Photovoltaics Respond to a Solar Eclipse

Photovoltaics Respond to a Solar Eclipse

Author: John Uhlrich

Germany has become one of the leaders in incorporating renewable energy sources through its well-publicized energy transition movement or “Energiewende”. One of the most important challenges to the utilization of renewable energy (such as solar power) is the smoothing out of the electrical production so that we can continue to use electricity without interruption, even when the sun is not shining.

Sharp changes in energy production can cause grid instability or power disruption if other power sources are not able to compensate in real time. As the installed photovoltaic capacity in Germany has increased to 90 Gigawatts today (compared to just 1 Gigawatt during the last solar eclipse), the 2015 solar eclipse presented the German electrical grid with its biggest challenge up to this point.

According to a study by Sven Killinger and colleagues, Fraunhofer Institute for Solar Energy Systems, Freiburg, Germany, the German electrical power grid withstood the rapid changes in solar irradiation that resulted from the 2015 solar eclipse despite the disruption of energy production from photovoltaics.
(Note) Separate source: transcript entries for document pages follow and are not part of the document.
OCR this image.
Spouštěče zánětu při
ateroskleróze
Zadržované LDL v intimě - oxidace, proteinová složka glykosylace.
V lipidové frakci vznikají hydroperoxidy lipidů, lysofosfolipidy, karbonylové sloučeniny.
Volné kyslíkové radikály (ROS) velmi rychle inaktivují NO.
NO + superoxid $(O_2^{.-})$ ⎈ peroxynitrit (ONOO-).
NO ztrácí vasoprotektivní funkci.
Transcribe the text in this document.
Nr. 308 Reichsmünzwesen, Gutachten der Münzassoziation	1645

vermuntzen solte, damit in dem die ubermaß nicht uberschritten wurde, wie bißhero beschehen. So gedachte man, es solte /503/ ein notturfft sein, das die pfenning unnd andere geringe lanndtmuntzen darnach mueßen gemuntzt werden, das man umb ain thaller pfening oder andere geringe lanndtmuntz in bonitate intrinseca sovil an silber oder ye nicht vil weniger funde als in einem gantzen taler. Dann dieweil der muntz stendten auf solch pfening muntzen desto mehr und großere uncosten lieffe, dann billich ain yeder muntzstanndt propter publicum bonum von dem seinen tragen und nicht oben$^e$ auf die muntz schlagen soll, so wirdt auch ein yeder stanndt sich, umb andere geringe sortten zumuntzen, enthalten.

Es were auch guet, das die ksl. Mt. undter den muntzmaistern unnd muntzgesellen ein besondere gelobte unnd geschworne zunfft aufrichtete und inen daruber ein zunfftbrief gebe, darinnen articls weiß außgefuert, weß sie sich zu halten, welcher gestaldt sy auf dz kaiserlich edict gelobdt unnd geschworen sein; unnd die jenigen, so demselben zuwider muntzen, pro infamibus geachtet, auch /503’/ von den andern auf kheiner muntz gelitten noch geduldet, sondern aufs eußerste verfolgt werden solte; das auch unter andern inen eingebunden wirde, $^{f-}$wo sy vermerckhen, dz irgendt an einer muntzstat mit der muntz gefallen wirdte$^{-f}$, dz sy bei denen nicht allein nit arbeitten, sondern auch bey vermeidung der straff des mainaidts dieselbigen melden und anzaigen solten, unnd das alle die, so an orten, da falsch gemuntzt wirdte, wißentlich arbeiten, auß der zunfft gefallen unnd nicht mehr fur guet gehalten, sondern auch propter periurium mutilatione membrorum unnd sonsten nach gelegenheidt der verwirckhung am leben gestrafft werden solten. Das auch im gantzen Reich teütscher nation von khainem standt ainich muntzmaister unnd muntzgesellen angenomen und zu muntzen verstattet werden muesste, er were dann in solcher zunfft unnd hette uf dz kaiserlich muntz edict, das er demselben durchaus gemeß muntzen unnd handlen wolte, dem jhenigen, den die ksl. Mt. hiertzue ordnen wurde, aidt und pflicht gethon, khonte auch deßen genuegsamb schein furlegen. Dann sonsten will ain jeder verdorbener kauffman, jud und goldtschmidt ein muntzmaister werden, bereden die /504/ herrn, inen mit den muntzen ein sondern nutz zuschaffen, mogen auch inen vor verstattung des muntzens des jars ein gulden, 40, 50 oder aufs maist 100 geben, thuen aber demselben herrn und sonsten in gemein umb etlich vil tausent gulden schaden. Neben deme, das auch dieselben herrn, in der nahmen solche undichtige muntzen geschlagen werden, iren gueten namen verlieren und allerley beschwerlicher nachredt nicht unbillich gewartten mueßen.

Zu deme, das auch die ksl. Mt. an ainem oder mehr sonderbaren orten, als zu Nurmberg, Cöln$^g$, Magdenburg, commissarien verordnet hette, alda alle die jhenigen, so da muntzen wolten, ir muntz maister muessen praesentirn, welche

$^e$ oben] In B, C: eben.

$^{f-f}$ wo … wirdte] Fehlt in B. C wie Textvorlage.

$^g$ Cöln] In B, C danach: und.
The results are based on a simulation that incorporated collected data from 160 photovoltaic installations throughout Germany and show that importing electrical power from neighboring countries is one of the most important factors for stabilizing the electrical grid with a high contribution from renewable energy technologies.

Thus the high incorporation of renewable energy sources in Germany passed its latest test, which bodes well for the global energy transition going forward, in spite of any celestial interference from the moon.